Much of what passes for “God’s word” in catholicism today comes from the Vatican within the last 50 years in two very lengthy documents – Gaudium et Spes, latin for Joy and Hope (a rather Orwellian label) and an encyclical written by Pope Paul VI called Human Vitae which is latin for Of Human life. It was the Church’s attempt to bring their thinking up to 20th century realities but their hearts were still back in medieval times. It’s tedious reading and as precise as it is, one get’s the distinct impression that the church has taken quite a leap to take specific versus from scripture and translate them them into absolutes like contraception.
At the heart of contraception’s sinful nature is the passage in Genesis 38 that tells how God was dissatisfied with Onan, the son of Judah for refusing to impregnate his dead brother’s wife in order for her to bear children. Judah so instructed Onan as was part of their custom but Onan “knew that the offspring would not be his; so whenever he lay with his brother’s wife, he spilled his semen on the ground to keep from producing offspring for his brother. What he did was wicked in the LORD’s sight; so he put him to death also.” (Gen 38:9-10)
The advantage of being an excommunicant of the Church allows us not to buy into such narrow, rigid references so easily. Was God mad about the spilled semen or was he mad that Onan refused to obey his father and follow a custom that was part of “an ancient Eastern brotherhood law called the law of the Levirate” described in Deuteronomy 25:5? Orthodox Catholics lean towards the “spilled semen” scenario where an outsider might view it as an incomprehensible response from a vengeful God.
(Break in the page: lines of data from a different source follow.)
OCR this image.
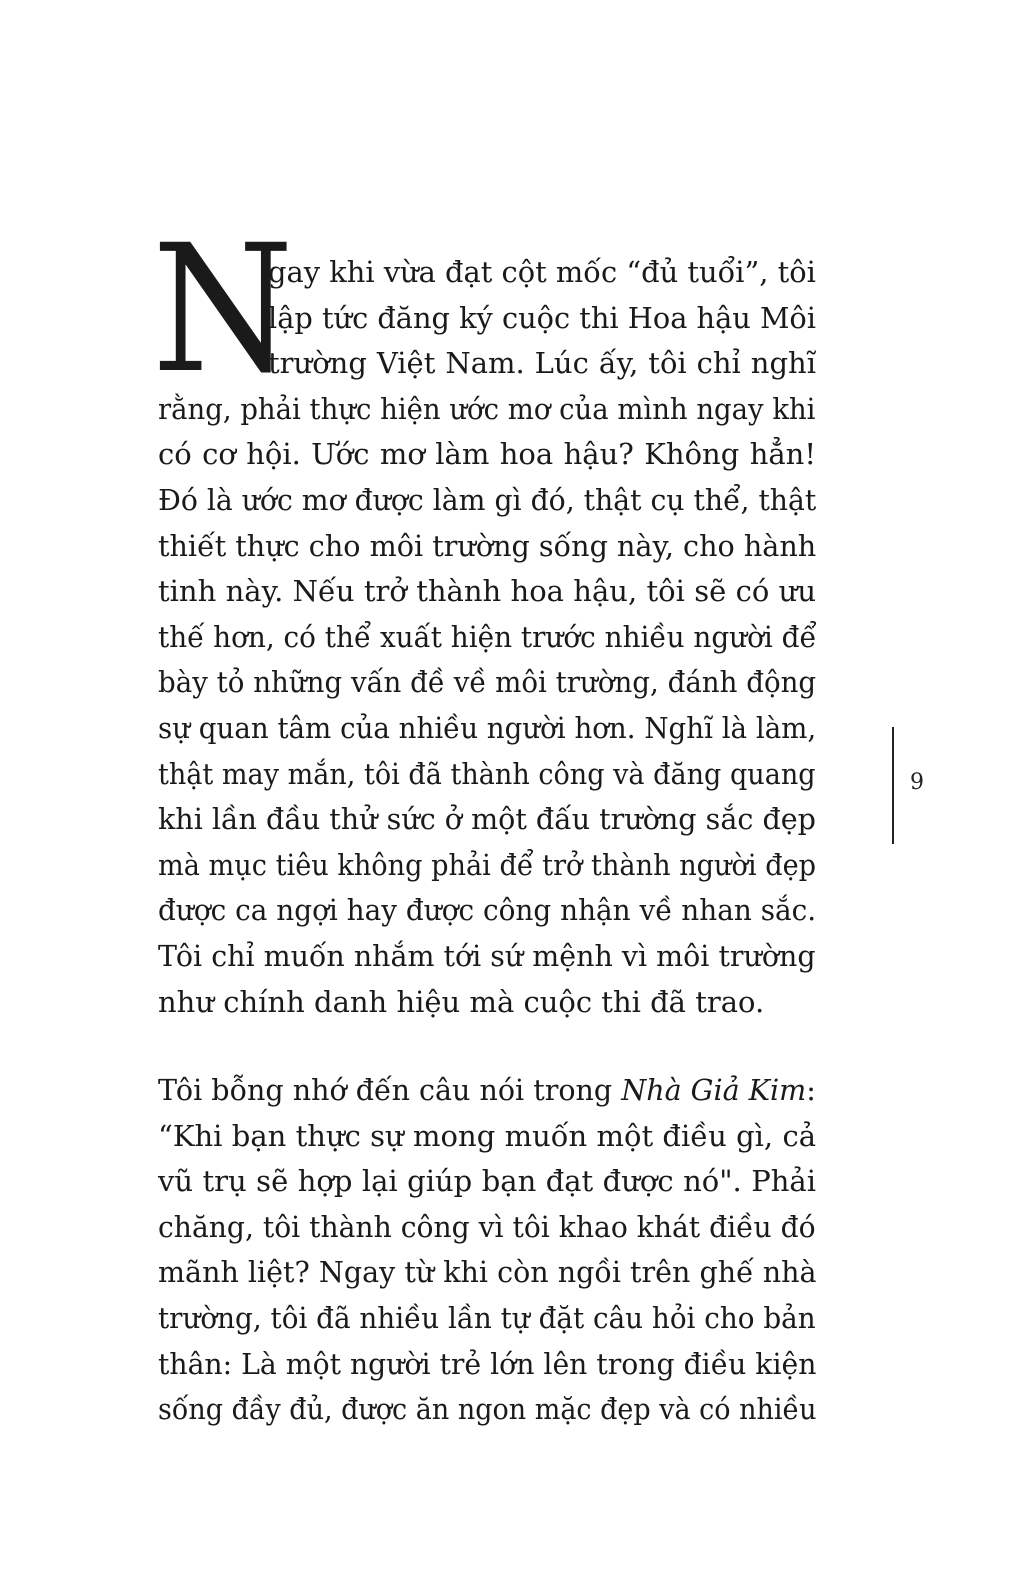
N
gay khi vừa đạt cột mốc “đủ tuổi”, tôi
lập tức đăng ký cuộc thi Hoa hậu Môi
trường Việt Nam. Lúc ấy, tôi chỉ nghĩ
rằng, phải thực hiện ước mơ của mình ngay khi
có cơ hội. Ước mơ làm hoa hậu? Không hẳn!
Đó là ước mơ được làm gì đó, thật cụ thể, thật
thiết thực cho môi trường sống này, cho hành
tinh này. Nếu trở thành hoa hậu, tôi sẽ có ưu
thế hơn, có thể xuất hiện trước nhiều người để
bày tỏ những vấn đề về môi trường, đánh động
sự quan tâm của nhiều người hơn. Nghĩ là làm,
thật may mắn, tôi đã thành công và đăng quang
khi lần đầu thử sức ở một đấu trường sắc đẹp
mà mục tiêu không phải để trở thành người đẹp
được ca ngợi hay được công nhận về nhan sắc.
Tôi chỉ muốn nhắm tới sứ mệnh vì môi trường
như chính danh hiệu mà cuộc thi đã trao.
Tôi bỗng nhớ đến câu nói trong Nhà Giả Kim:
“Khi bạn thực sự mong muốn một điều gì, cả
vũ trụ sẽ hợp lại giúp bạn đạt được nó". Phải
chăng, tôi thành công vì tôi khao khát điều đó
mãnh liệt? Ngay từ khi còn ngồi trên ghế nhà
trường, tôi đã nhiều lần tự đặt câu hỏi cho bản
thân: Là một người trẻ lớn lên trong điều kiện
sống đầy đủ, được ăn ngon mặc đẹp và có nhiều
9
There is a third possibility that has Judah killing Onan and blaming it on God, falling back on the belief that a parent would be justified in killing a willful child as allowed in Deuteronomy 21: 18-21. But that’s speculation and conspiratorial in nature and we know all good christians never engage in such practices.
In the thinking of many devoutly orthodox Catholics and other Christian sects it is not considered unreasonable to draw such specific conclusions from dubious text within scriptures. When one author on this topic posed the hypothetical question – “WOULDN’T IT BE HELPFUL IF THE BIBLE CONTAINED CONDEMNATIONS OF CONTRACEPTION THAT WERE MORE EXPLICIT AND MORE FREQUENT?”, the glib, superior response was “Not really. The lack of multiple references doesn’t disturb the person who has a sense of theological realism.”
And who are these people who have a sense of theological realism? Old men who isolated themselves from civilization centuries ago and whose successors in the Vatican are not that far removed from them. Or so it seems.
Bless me father if I have sinned for questioning the authority of the church who has been out of step with their followers for quite some time now.